Northern and 5′-RACE/PCR analyses of central domain transcripts. A, Northern analysis of total RNAs in RNA-processing and kinetochore mutants. An RNA probe complementary to cnt1 was used. Cells grown at the permissive temperature (25 °C for WT, pfs2-11, dhp1-1, mis6-302, and cnp1-1 cells and 36 °C for WT and dis3-54 cells) were shifted to the restrictive temperature (6 h at 36 °C for WT, pfs2-11, dhp1-1, mis6-302, and cnp1-1 cells and 9 h at 18 °C for WT and dis3-54 cells) before RNA extraction. act1⁺ was used as a loading control. *, rRNA interference with hybridization.
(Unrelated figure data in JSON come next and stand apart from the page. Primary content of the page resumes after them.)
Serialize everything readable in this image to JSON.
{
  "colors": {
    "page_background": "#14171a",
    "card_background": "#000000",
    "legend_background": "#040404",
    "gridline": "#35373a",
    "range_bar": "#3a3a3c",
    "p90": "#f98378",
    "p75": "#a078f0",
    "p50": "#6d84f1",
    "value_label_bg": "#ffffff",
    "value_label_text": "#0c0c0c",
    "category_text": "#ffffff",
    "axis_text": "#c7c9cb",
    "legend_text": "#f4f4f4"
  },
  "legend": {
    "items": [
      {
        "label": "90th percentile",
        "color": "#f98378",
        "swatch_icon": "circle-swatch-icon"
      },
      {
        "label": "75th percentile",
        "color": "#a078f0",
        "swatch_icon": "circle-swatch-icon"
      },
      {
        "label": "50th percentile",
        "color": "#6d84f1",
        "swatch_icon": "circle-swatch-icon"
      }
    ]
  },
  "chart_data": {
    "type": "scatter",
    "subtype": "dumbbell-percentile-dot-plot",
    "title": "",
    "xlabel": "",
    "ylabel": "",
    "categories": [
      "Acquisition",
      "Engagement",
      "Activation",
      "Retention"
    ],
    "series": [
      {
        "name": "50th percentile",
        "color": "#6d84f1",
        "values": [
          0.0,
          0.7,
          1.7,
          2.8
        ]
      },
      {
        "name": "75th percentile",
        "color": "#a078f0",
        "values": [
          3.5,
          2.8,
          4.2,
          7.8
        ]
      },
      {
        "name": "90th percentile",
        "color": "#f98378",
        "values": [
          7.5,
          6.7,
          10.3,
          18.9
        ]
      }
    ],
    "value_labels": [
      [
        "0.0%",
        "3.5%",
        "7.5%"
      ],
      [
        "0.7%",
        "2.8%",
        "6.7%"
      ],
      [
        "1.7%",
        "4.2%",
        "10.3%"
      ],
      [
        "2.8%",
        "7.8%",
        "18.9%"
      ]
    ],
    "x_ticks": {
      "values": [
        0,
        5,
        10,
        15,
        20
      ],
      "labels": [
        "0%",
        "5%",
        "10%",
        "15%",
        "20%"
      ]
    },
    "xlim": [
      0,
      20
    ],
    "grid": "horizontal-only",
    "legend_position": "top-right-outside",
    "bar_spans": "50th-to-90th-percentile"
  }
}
For additional EtBr images, see supplemental Fig. S5A. B, the same cnt1 probe used on poly(A) RNA. For additional EtBr images, see supplemental Fig. S5B. C and D, Northern analysis of total or poly(A) RNAs from WT and cnp1-1 cells with an RNA probe complementary to the reverse strand (forward probe; C) or the forward strand (reverse probe; D) of the cc1/tm1 sequence, which is shared by cnt1 and cnt3. *, nonspecific band. For additional EtBr images, see supplemental Fig. S5 (C and D). E, schematic representation of transcription start sites determined by 5′-RACE/PCR in WT and cnp1-1 cells. Black arrows, transcription start sites identified in WT and cnp1-1 cells; gray arrows, transcription start sites identified only in cnp1-1 cells. F and G, Northern blots showing transcripts complementary to the TM-forward (F) or TM-reverse (G) probes in WT, mis6-302, cnp1-1, mis12-537, mis16-53, and mis18-262 cells grown at permissive (25 °C) and restrictive (36 °C) temperatures. *, nonspecific band. EtBr staining confirmed equal loading.

FIGURE 5.

Proposed model for the role of Hrp1 in the exchange of histone H3 with CENP-A^Cnp1 during RNAPII transcription. Transcription from the promoters within centromeric chromatin acts to promote the replacement of histone H3 with CENP-A^Cnp1 through the associated remodeling factor Hrp1^Chd1. Similarly, Hrp1^Chd1 acts at some euchromatic promoters to replace H3 with CENP-A^Cnp1. The resulting centromeric transcripts are degraded by the exosome.